The will directed that three of the deceased’s children – his son and the couple’s two daughters – should each inherit one of the Balmain properties, accounting for individual shares of between 19 and 27 per cent.
The couple’s son was to receive one-third of the Razorback property, equivalent to 9 per cent of the estate, with the remaining two-thirds to be given to the widow.
‘Just and equitable’
The judge concluded the widow should receive a $2.7 million share of the estate. He found the most “just and equitable” outcome would be for the son from the deceased’s first marriage to bear most of the burden of the additional provision.
That son had been left the Montague Street property in the will, but Hmelnitsky raised the prospect that he could swap that for the two-thirds interest in the Razorback property.
The judge said this option “does the least violence to the overall scheme of the will”, which did not contemplate the Balmain properties being sold. The widow and the couple’s two daughters had “particular sentimental reasons” for wanting to keep those properties in the family, he said.
The only way the estate could be administered without selling the Balmain properties was “if some or all of the beneficiaries are willing to put the estate in funds to make further provision for [the widow] … and to help meet administration costs”, he said. One daughter told the court she would be willing to borrow up to $500,000 to pay to the estate.
The judge has yet to make final orders.
Rise in cases
The number of family provision cases filed in the NSW Supreme Court has increased steadily over the past 20 years, from 655 in 2005 to 968 last year. More than 1000 cases were filed in 2016, before the figures dropped slightly. Some cases settle before trial.
‘Explosion of Sydney property prices’
Michael Tiyce, principal of Sydney law firm Tiyce & Lawyers, said the judgment “shows the human face of these cases” and it was a “great example” of a judge considering the complex needs of families in arriving at a decision.
Family provision orders helped “ameliorate what can be harsh decisions made” in a will, Tiyce said, but the court would give effect to the wishes of the deceased to the fullest extent possible.
Tiyce said a “convergence” of factors had helped drive the boom in family provision claims, including “the absolute explosion of Sydney property prices” and generational wealth transfers as older Baby Boomers died.
“There’s actually more money for people to be having fights about,” he said. But Tiyce warned lawyers needed to be cognisant of the cost to the estate of running the cases, and potential adverse cost consequences for clients if they lost in court.

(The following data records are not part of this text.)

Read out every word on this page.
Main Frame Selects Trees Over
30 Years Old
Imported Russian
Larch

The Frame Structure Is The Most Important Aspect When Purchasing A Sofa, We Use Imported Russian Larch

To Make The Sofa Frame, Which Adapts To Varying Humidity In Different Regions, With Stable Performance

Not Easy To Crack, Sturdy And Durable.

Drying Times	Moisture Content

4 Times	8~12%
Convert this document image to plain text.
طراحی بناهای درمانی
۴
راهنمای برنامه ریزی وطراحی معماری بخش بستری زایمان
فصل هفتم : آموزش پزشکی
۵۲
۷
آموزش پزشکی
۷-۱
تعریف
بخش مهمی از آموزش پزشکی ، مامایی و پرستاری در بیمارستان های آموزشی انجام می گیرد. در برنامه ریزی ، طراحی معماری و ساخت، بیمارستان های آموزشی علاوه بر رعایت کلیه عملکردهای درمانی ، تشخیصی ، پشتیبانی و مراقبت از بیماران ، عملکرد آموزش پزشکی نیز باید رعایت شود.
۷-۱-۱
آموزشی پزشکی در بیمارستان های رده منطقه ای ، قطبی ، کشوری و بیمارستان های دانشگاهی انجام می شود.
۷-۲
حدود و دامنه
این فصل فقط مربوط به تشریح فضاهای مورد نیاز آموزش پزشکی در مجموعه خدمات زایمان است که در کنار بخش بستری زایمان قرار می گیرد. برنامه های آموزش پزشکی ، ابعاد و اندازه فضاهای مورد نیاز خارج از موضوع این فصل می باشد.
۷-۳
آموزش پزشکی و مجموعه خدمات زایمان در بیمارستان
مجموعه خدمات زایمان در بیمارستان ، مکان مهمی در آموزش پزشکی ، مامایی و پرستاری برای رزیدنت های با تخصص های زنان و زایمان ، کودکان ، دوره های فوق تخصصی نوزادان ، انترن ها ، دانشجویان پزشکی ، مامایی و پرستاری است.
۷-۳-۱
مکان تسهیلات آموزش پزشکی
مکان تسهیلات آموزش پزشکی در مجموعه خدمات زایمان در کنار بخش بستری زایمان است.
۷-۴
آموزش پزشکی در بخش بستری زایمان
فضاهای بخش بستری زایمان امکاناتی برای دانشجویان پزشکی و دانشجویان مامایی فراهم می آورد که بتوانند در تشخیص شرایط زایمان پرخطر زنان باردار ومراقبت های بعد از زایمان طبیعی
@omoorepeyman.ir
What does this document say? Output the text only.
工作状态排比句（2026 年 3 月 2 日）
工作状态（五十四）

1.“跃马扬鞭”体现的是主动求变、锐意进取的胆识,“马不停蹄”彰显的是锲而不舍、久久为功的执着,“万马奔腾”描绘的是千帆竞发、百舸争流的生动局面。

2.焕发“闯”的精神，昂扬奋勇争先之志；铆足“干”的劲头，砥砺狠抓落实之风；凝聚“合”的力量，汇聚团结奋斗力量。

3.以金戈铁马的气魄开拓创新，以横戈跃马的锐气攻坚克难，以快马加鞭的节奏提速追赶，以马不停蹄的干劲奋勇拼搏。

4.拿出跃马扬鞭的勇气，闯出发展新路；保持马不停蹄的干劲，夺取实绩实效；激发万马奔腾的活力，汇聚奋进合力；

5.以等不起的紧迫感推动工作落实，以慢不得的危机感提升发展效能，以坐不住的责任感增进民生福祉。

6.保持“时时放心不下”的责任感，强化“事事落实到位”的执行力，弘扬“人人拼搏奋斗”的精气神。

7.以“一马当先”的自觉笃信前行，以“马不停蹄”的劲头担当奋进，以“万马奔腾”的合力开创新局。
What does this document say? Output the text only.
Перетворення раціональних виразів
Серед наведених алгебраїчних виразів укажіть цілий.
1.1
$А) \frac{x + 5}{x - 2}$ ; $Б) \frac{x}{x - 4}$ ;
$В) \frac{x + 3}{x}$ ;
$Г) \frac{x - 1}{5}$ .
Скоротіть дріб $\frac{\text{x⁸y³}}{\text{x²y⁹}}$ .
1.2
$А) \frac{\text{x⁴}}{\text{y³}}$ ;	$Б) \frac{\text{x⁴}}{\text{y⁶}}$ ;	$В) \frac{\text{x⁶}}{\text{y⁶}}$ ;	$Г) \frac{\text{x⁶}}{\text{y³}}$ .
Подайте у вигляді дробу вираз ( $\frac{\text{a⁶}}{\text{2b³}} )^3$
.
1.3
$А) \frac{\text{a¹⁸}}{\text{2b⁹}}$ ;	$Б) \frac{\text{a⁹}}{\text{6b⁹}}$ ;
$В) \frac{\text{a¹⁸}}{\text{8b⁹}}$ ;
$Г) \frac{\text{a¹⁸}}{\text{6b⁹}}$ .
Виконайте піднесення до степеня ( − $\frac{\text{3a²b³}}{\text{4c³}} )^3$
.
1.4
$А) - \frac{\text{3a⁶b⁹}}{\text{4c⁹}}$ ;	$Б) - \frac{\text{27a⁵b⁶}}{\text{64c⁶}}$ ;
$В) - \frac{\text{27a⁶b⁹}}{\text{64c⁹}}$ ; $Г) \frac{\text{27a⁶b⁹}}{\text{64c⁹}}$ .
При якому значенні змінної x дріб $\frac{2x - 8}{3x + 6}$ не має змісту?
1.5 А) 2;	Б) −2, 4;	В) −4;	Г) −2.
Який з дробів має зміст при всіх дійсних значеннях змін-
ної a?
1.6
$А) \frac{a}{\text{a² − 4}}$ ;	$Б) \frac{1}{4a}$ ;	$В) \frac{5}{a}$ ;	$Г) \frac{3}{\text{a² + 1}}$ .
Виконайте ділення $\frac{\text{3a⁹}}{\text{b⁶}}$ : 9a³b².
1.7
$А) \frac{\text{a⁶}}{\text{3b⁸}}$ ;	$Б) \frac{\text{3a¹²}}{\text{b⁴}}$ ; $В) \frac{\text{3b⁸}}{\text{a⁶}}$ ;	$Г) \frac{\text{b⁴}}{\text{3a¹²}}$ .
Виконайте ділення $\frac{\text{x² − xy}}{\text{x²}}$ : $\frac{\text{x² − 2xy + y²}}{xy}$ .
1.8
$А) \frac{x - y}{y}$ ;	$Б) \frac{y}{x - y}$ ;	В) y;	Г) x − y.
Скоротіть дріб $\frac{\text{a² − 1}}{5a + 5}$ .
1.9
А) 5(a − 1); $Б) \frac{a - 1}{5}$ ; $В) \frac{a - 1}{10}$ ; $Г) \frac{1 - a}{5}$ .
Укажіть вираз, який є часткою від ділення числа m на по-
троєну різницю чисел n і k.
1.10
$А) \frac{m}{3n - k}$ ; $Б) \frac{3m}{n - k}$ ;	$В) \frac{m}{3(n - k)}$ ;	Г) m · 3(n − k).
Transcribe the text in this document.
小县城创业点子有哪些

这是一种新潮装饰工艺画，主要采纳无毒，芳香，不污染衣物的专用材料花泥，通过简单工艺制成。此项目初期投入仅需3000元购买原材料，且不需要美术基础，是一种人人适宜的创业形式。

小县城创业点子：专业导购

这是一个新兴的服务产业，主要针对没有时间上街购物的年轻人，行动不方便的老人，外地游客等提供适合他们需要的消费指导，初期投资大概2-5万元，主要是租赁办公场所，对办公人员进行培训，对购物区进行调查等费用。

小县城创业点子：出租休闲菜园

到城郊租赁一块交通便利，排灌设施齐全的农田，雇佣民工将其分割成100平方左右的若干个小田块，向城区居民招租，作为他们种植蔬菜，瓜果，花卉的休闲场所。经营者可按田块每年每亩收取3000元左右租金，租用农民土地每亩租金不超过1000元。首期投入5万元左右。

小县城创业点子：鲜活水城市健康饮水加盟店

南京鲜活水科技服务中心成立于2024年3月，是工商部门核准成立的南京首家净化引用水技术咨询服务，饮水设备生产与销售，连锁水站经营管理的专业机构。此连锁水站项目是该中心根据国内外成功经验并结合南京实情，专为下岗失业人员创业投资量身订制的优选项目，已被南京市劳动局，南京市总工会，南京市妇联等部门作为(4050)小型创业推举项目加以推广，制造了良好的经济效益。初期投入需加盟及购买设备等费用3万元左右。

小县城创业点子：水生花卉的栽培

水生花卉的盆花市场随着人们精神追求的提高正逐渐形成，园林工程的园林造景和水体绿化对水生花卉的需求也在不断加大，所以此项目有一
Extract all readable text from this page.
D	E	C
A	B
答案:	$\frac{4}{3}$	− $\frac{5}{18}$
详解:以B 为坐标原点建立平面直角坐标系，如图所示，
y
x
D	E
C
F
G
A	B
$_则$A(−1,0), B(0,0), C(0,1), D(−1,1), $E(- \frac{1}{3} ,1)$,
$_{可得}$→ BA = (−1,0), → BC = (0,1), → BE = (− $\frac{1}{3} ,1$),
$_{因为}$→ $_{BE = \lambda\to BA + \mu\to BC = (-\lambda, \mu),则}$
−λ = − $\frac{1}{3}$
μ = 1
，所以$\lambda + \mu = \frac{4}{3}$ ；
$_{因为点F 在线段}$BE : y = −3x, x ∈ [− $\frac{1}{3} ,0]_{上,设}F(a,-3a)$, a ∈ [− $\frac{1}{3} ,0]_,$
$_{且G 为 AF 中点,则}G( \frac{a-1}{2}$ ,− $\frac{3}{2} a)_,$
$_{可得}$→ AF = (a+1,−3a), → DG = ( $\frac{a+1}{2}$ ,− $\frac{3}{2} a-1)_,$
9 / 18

Tiyce said a good lawyer drafting a client’s will would ask whether they had made proper provision for their family, including children, grandchildren and de facto partners.
ALL IN THE FAMILY
- Under the NSW Succession Act, family members and others including former spouses of a deceased person may apply to the Supreme Court for a family provision order seeking a larger share of the deceased’s estate.
- The court must be satisfied that “adequate provision for the proper maintenance, education or advancement in life of the person in whose favour the order is to be made has not been made”.
- The judge may consider the size of the estate, the financial resources and needs of the applicant, any competing claims, and the relationship between the applicant and the deceased.
- In a decision this month, the court made a family provision order in favour of an adult son who had been estranged from his deceased father.
Lawyers might also help clients prepare what was known as a “Section 100 statement”, Tiyce said, which “essentially acts as evidence from the grave”. It might set out, for example, that no provision was made for a child in a person’s will because they had already bought them a home.
An executor may need to use that document in court in the future.
“They’re really, really useful documents when people are drafting wills,” Tiyce said.